Climate Control: Design a Green Home in any Region

Whether you’re remodeling, buying or building a home, understanding your climate will save energy, improve your health and restore your relationship with natural cycles.


| May/June 2010



snow-covered Wisconsin home

In this Wisconsin home on Lake Michigan, deep walls allow for extra insulation and in-floor radiant heat helps keep residents warm.

Photo By Barry Rustin

The first time I flew into Honolulu, I was surprised to find buildings that could have been air-lifted from Los Angeles built on distinctly Hawaiian beaches and volcanoes. Only at tourist attractions did I see replicas of native tropical homes—raised above the ground on posts with deep overhanging roofs and air-permeable walls—designed to maximize the cooling effects of shade and breezes. Honolulu isn’t unusual. Nationwide, we’ve divorced ourselves from the specifics of climate and place through massive consumption of fossil fuels. Furnaces and air conditioners keep us warm or cool as we forget the energy-saving role of building design itself.
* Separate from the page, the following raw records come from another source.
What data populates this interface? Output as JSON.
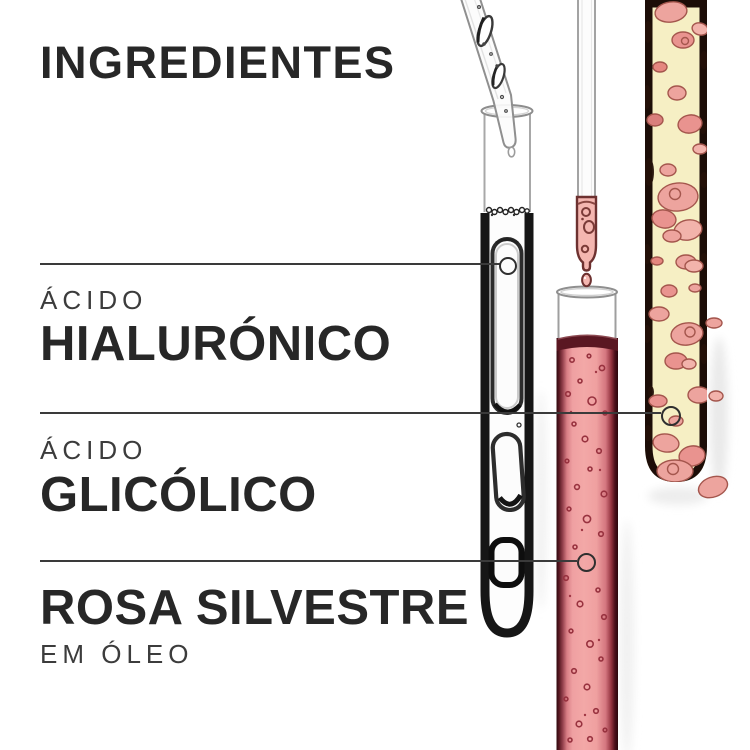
{
  "title": "INGREDIENTES",
  "ingredients": [
    {
      "prefix": "ÁCIDO",
      "name": "HIALURÓNICO"
    },
    {
      "prefix": "ÁCIDO",
      "name": "GLICÓLICO"
    },
    {
      "name": "ROSA SILVESTRE",
      "suffix": "EM ÓLEO"
    }
  ],
  "icons": [
    "test-tube-clear-gel-icon",
    "test-tube-pink-liquid-icon",
    "test-tube-yellow-oil-icon",
    "pipette-dropper-icon",
    "pipette-pink-drop-icon",
    "callout-ring-marker-icon"
  ],
  "colors": {
    "background": "#ffffff",
    "ink": "#272727",
    "ink_light": "#3c3c3c",
    "callout": "#3a3a3a",
    "pink_liquid": "#f2a1a1",
    "pink_liquid_edge": "#551620",
    "pink_blob": "#eda49e",
    "yellow_oil": "#f6efc4",
    "pipette_pink": "#f4b6b0",
    "glass_gray": "#9f9f9f"
  }
}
Before the industrial era, people built with local materials in response to local climate, topography, vegetation and culture. They looked to the sun for heat and light, augmenting it with fire. For cooling, they used shade, breezes and evaporation. This gave rise to regional styles as distinct as the Southwest’s adobe pueblos, the New England saltbox, the Southern dogtrot home and the Nebraska sod house.

“Design in response to local climate is the most powerful thing you can do to save energy and restore a sense of place,” says John S. Reynolds, professor emeritus of architecture at the University of Oregon.

Climate regions 

Climate is defined by the combination of sun, wind, water and topography in a given area. In broad terms, the continental United States has four basic climate regions: cold, hot dry, hot humid, and temperate mixed.

A climate region is named for its most challenging season—for example, “hot dry” to describe the Southwestern desert. The Southwest also has cold and wet seasons, and the cold northern Midwest has hot summers. If you design to meet the greatest climatic challenge, it will take less energy to address other challenges.